Their telescope is about to be stolen.
Book Thoughts: Why We Steal Telescopes
Early Thursday morning, an alert went out to astronomers around the world announcing the detection of gravitational waves from two colliding neutron stars, the tiny dense remnants of huge dead stars. When two neutron stars orbit each other they can spiral inward and merge, producing ripples in the fabric of spacetime – gravitational waves – alongside a tremendous flash of light known as a “kilonova”. Observing gravitational waves and light from an event like this is one of the holy grails of astronomy.
Unfortunately, that light is harder to find than your average Hollywood archaeological relic. The gravitational wave discovery kicked off a search for the accompanying kilonova, but it’s pretty hard to tell where in the sky these gravitational waves came from beyond “northwest-ish”. The kilonova is also fading by the hour, a slowly-disappearing needle buried in a universe-sized haystack.
Because of this, telescopes all over the world are getting hijacked tonight by new teams of astronomers charging in to frantically search for the kilonova. Some of these teams have standing permission to interrupt observatory operations, allowing them to take over if a sufficiently exciting celestial object is discovered. Others rely on phone calls to friends with telescope time and a heavy dose of goodwill, bartering, and handshake deals. Some teams agree to share data in exchange for resources, while others grapple with outright rivalries as they fight to capture the kilonova before it vanishes (and, ideally, before anyone else).
The kilonova teams aren’t quite the freewheeling, telescope-stealing pirates that they may seem. Some astronomers have spent years anticipating this event, knowing that when it comes they get the luxury of priority but not time. For these people, life grinds to a halt – sleep foregone, kids handed off to spouses, Avengers: Endgame tickets unused – as they frantically craft observing plans and pore over fresh data for any new pinprick of light that might be the elusive kilonova. The entire search is rife with possible complications. What if they don’t find any candidates for the kilonova? What if they find six? What if they find one but another team beats them to the telescope?
The universe also has a funny sense of timing when it comes to events like this. Thursday’s announcement, in a spectacular stroke of irony, came hours before the start of a “Kilonova Hunting” conference; the conference cafeteria transformed in a war room as attendees turned their attention to the world’s telescopes. What’s more, another gravitational wave detection was announced Friday morning, this one a possibly more mysterious – but even more tempting – collision of a neutron star and a black hole. People faced the strange scenario of potentially stealing telescopes from themselves to chase Friday’s new discovery over Thursday’s.

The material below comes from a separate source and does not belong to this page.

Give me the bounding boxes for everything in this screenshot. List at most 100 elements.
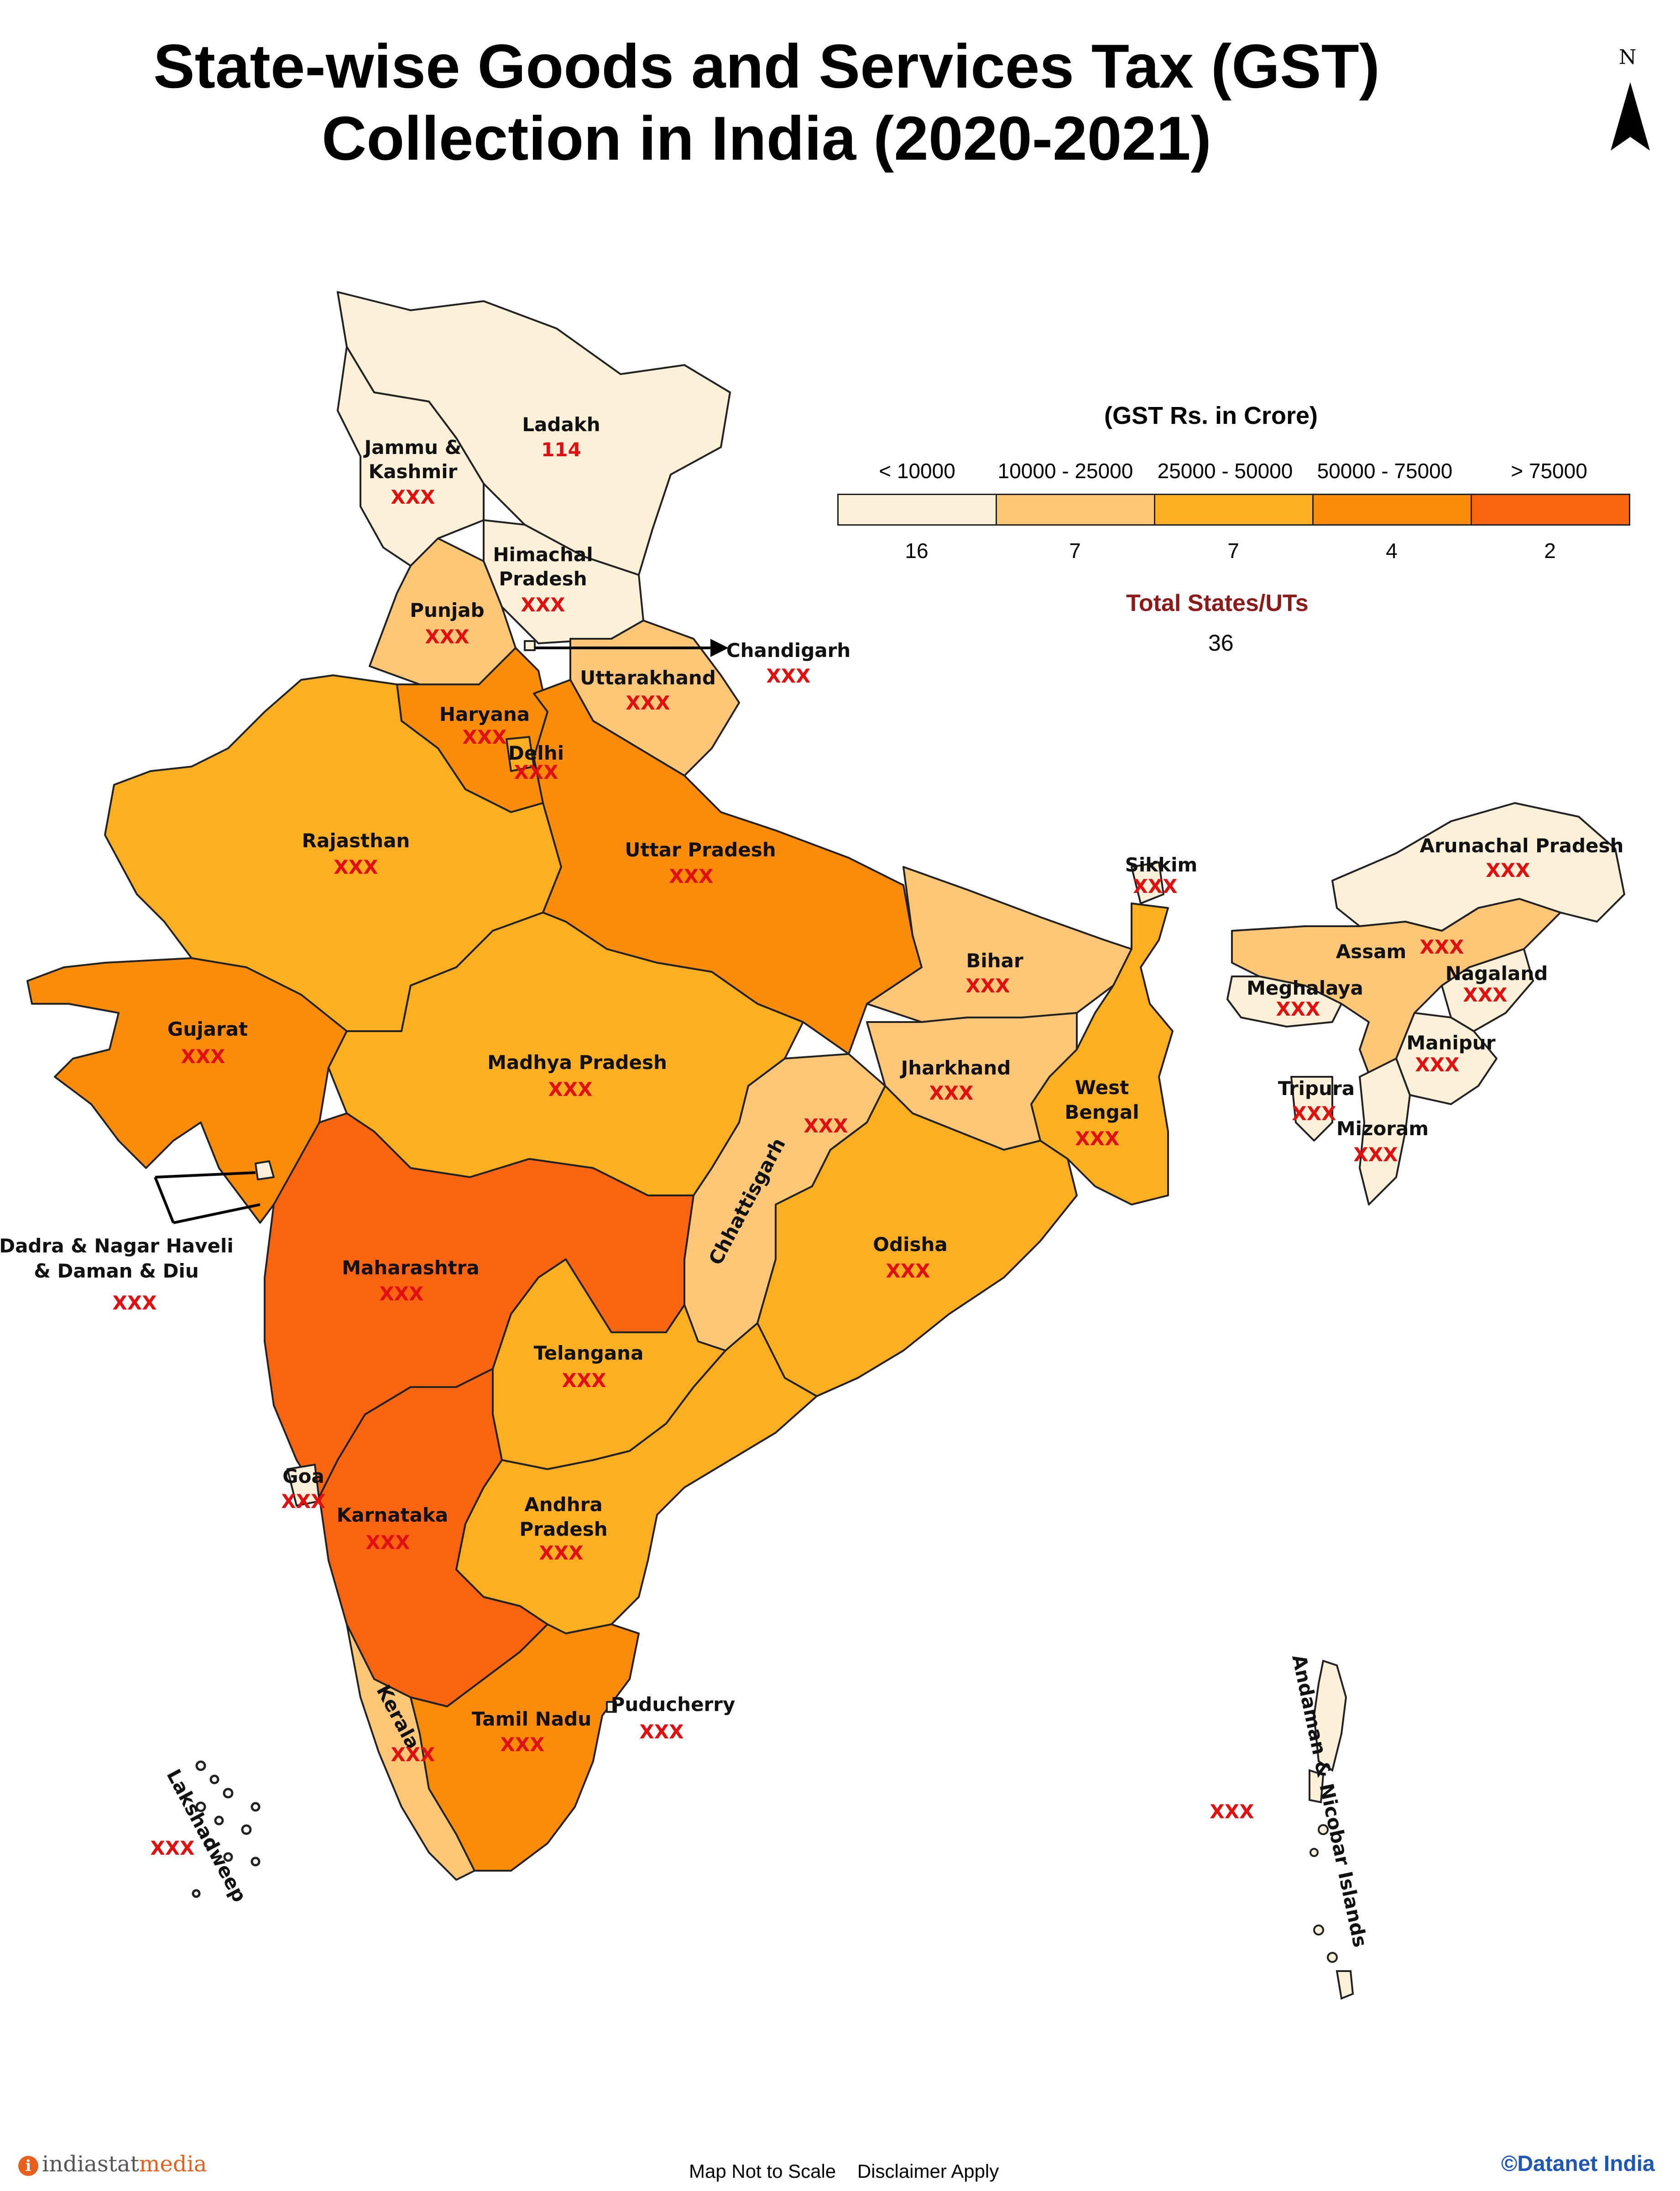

As this newsletter goes out, the kilonova still hasn’t been found. It may have started too dim, faded too fast, or still be hiding in plain sight. For now, the search continues, commandeering telescopes across the globe for just a bit longer in the hopes of capturing a rare and groundbreaking astronomical event…and being first to the prize.
What’s Next for The Last Stargazers?
Next week I’ll be taking one of my last research trips for The Last Stargazers; fittingly, I’ll be visiting one of the facilities that detects gravitational waves! The Laser Interferometer Gravitational-wave Observatory (LIGO) has built two enormous detectors in the United States, one in Louisiana and one in eastern Washington State. I’ll be driving out to Hanford, WA next week to visit the detector and interview some of the engineers and astronomers behind one of the most beautifully-engineered scientific experiments in history (the detectors are 2.5 miles long and can detect fluctuations in spacetime that are 10,000 times smaller than a proton!) And hey, maybe we’ll detect another pair of colliding neutron stars while I’m there!